İZTO Başkanı Özgener’den döviz kuru uyarısı

İzmir Ticaret Odası Yönetim Kurulu Başkanı Mahmut Özgener, yaşanan deprem sonrası ekonomide sorunlara yol açabileceğine dikkat çekti. Özgener,“Yaşadığımız deprem felaketi, hem de yurtdışındaki gelişmeler serbest piyasa koşullarından uzaklaşmanın maliyetini artırıyor. Seçime kadar olan süreçte politika yapıcılar için temel zorluk, artan cari denge baskısıyla birlikte Türk Lirası'nın döviz karşısındaki dalgalanmalarının boyutunu kontrol etmek olacaktır” dedi.

İZMİR / Cumhuriyet

İzmir Ticaret Odası(İZTO) Meclisi mart ayı olağan toplantısı gerçekleştirildi. Toplantıda konuşan İZTO Yönetim Kurulu Başkanı Mahmut Özgener, ekonomik ve güncel gelişmeler hakkında değerlendirmelerde bulundu. Cumhurbaşkanlığı ve 28. Dönem Milletvekili seçimlerine dikkat çeken Mahmut Özgener, seçime kadar ve sonrasında ekonomi politikaları net olarak açıklanana dek, piyasaların hassas bir denge üzerinde ilerleyeceğini belirtti. 

FED’in faizleri 25 puan daha artırdı ve bir artışın daha yapılma ihtimaline dikkat çeken Özgener, “Türkiye Cumhuriyeti Merkez Bankası ise faizi 8.5 puan olarak sabit tuttu. 2023 yılında piyasaların tahmin ettiği faiz indirimlerinin başlamaması ve FED’in tahminlerden daha sıkı bir para politikası izlemesi durumunda, Türk Lirası değeri ve faizinde nasıl bir reaksiyon politikası izleneceği hususunu netleştirmemiz gerekiyor. Diğer Merkez Bankaları tarafından Türkiye Cumhuriyet Merkez Bankası’nda açılan mevduatların vadesi ve şartları ile ilgili detayların da netleşmesi, seçim sonrası dönemde önem taşıyor.Benzer bir şekilde, seçim sonrası dönemde düşük faizli varlıkların faizlerinin piyasa oranlarına yükselmesiyle, banka bilançolarında ne kadarlık bir risk oluşabileceğinin de anlaşılması gerekiyor.  En son Şubat verileri, bütün varlık gruplarındaki tasarrufların enflasyonun altında kaldığını gösteriyor. Ülkemizin mevcut para politikası ile tasarruflarını artırması mümkün görünmüyor” diye konuştu.

"İÇ TALEP DIŞ TİCARETİ OLUMSUZ ETKİLİYOR"

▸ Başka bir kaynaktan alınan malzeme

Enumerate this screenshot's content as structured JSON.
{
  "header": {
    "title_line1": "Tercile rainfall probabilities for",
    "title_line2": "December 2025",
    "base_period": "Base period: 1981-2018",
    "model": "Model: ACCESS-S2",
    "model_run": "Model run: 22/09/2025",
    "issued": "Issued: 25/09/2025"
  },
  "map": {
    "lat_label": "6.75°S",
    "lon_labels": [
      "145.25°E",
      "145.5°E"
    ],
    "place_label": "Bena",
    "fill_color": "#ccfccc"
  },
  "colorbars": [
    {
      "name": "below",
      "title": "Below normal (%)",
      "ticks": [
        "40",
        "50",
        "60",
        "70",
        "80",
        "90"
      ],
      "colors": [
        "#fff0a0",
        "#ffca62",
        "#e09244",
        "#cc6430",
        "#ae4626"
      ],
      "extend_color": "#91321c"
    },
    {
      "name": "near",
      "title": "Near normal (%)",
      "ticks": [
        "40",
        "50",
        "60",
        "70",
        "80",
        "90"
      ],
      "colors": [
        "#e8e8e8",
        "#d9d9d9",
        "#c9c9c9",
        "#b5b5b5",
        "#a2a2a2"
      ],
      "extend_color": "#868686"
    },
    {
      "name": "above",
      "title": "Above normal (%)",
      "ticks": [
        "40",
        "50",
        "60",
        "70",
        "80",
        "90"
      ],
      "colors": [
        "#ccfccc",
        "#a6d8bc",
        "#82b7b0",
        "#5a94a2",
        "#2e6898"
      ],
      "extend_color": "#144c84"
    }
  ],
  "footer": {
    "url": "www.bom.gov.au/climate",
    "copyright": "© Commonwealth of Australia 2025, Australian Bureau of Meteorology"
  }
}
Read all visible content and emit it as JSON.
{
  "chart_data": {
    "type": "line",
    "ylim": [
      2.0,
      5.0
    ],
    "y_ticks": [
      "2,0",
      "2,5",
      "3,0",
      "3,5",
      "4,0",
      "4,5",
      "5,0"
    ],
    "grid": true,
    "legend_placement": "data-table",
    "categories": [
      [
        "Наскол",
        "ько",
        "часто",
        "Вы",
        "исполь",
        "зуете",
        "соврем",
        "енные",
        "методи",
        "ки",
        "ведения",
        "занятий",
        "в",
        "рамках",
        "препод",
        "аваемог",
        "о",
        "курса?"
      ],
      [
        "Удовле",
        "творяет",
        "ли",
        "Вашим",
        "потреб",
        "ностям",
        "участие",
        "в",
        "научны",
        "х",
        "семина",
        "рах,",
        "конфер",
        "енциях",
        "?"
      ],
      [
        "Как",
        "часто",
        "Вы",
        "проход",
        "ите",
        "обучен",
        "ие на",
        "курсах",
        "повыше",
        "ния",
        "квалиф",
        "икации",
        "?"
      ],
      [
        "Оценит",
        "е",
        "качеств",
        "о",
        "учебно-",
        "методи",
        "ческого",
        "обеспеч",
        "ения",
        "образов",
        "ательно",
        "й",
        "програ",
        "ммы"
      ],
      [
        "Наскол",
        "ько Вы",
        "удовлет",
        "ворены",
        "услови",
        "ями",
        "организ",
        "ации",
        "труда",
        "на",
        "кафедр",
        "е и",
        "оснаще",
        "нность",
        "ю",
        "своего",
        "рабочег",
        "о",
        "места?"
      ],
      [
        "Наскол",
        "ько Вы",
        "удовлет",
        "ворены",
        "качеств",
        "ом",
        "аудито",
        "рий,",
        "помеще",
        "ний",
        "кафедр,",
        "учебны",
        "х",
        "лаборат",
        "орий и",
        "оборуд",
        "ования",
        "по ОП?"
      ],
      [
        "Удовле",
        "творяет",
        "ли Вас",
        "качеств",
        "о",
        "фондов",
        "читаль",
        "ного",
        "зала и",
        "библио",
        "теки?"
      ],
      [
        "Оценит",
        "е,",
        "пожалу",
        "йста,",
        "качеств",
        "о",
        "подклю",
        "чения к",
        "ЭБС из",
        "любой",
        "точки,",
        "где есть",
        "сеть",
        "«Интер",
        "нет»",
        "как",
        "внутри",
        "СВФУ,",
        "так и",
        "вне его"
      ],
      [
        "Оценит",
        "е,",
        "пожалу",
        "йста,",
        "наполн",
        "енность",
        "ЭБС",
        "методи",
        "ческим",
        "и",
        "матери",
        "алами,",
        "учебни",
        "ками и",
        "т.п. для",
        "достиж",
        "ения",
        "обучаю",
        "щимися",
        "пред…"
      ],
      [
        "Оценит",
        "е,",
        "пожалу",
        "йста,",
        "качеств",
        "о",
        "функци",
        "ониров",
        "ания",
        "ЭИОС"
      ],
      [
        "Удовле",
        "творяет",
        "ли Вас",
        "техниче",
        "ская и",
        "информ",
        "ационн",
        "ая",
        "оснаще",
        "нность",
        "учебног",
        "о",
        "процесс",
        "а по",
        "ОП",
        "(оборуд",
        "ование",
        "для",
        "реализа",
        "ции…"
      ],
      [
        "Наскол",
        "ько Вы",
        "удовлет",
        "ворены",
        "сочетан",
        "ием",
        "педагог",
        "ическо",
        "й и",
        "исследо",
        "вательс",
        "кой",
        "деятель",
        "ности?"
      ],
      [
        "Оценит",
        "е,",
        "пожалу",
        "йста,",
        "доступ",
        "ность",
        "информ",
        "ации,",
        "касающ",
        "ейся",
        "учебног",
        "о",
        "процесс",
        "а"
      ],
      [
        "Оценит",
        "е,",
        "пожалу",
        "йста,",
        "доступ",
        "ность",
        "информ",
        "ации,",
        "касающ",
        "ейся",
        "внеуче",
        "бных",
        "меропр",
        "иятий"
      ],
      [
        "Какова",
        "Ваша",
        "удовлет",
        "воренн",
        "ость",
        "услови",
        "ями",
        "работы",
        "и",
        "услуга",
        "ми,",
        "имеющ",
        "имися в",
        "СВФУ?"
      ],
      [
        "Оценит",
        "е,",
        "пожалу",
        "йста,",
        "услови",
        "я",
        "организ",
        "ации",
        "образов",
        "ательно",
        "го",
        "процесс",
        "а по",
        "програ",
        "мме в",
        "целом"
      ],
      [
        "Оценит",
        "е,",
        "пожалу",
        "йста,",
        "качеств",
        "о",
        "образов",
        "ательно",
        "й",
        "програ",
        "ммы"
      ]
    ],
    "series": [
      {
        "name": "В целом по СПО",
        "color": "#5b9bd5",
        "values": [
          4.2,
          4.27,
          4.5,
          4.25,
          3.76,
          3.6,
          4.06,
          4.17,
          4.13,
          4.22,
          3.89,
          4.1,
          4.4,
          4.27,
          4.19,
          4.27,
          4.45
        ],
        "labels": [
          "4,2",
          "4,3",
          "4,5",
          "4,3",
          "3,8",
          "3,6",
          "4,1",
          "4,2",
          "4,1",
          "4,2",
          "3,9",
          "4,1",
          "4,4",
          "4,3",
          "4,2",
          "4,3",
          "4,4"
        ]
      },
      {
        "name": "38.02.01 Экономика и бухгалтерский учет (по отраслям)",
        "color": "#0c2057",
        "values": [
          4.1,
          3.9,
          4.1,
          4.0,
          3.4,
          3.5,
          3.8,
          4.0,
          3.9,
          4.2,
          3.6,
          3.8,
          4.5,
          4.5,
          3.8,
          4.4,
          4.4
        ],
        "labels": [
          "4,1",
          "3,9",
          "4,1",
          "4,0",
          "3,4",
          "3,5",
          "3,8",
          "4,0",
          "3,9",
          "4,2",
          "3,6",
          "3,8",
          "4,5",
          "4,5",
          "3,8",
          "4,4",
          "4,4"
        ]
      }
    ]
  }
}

Özgener konuşmasının devamında ise “Ülkemizde uygulanan ekonomik modelin, Türkiye’nin tüketime dayalı büyüme dinamiklerine herhangi bir çözüm üretemediğini, ekonomiyi iç tüketime daha da bağımlı hale getirdiğini görüyoruz. Modelin ve düşük faizlerin çıkış noktası olan, ihracatın büyümeye katkısı ise sadece yüzde 0,4 oldu. İhracat ve ithalat rakamlarında ihracat aleyhine bozulma devam ediyor, 113 milyar dolarlık dış ticaret açığımız var. Kredilerle yükseltilen iç talep, Türkiye’nin dış ticaret ve cari işlemler dengesini olumsuz etkilemeye devam ediyor. 12 aylık cari işlemler açığı 52 milyar dolara yakın. Bu süreçte, modelin yarattığı yüksek enflasyonun etkisiyle, iş gücünün gelirden aldığı pay azalırken, sermayenin payı yükseldi.  Veriler, 2023 yılı boyunca net ihracatın olumlu katkısı olmadan büyümeyi yüksek tutmanın zor olacağını ortaya koyuyor. Politika yapıcıların özel tüketimi yüksek tutmak için mali ve parasal araçları kullanması muhtemel olsa da, 6 Şubat depremleri 2023 Gayrisafi Yurtiçi Hasıla büyümesi üzerinde yüzde 1 ile1,5 arasında olumsuz bir etkiye sahip olacak. Seçime kadar olan sürecin de eskisinden daha kritik bir hale geldiğinin altını çizmek isterim.  Hem yaşadığımız deprem felaketi, hem de yurtdışındaki gelişmeler serbest piyasa koşullarından uzaklaşmanın maliyetini artırıyor. Seçime kadar olan süreçte politika yapıcılar için temel zorluk, artan cari denge baskısıyla birlikte Türk Lirası'nın döviz karşısındaki dalgalanmalarının boyutunu kontrol etmek olacaktır” ifadelerini kullandı.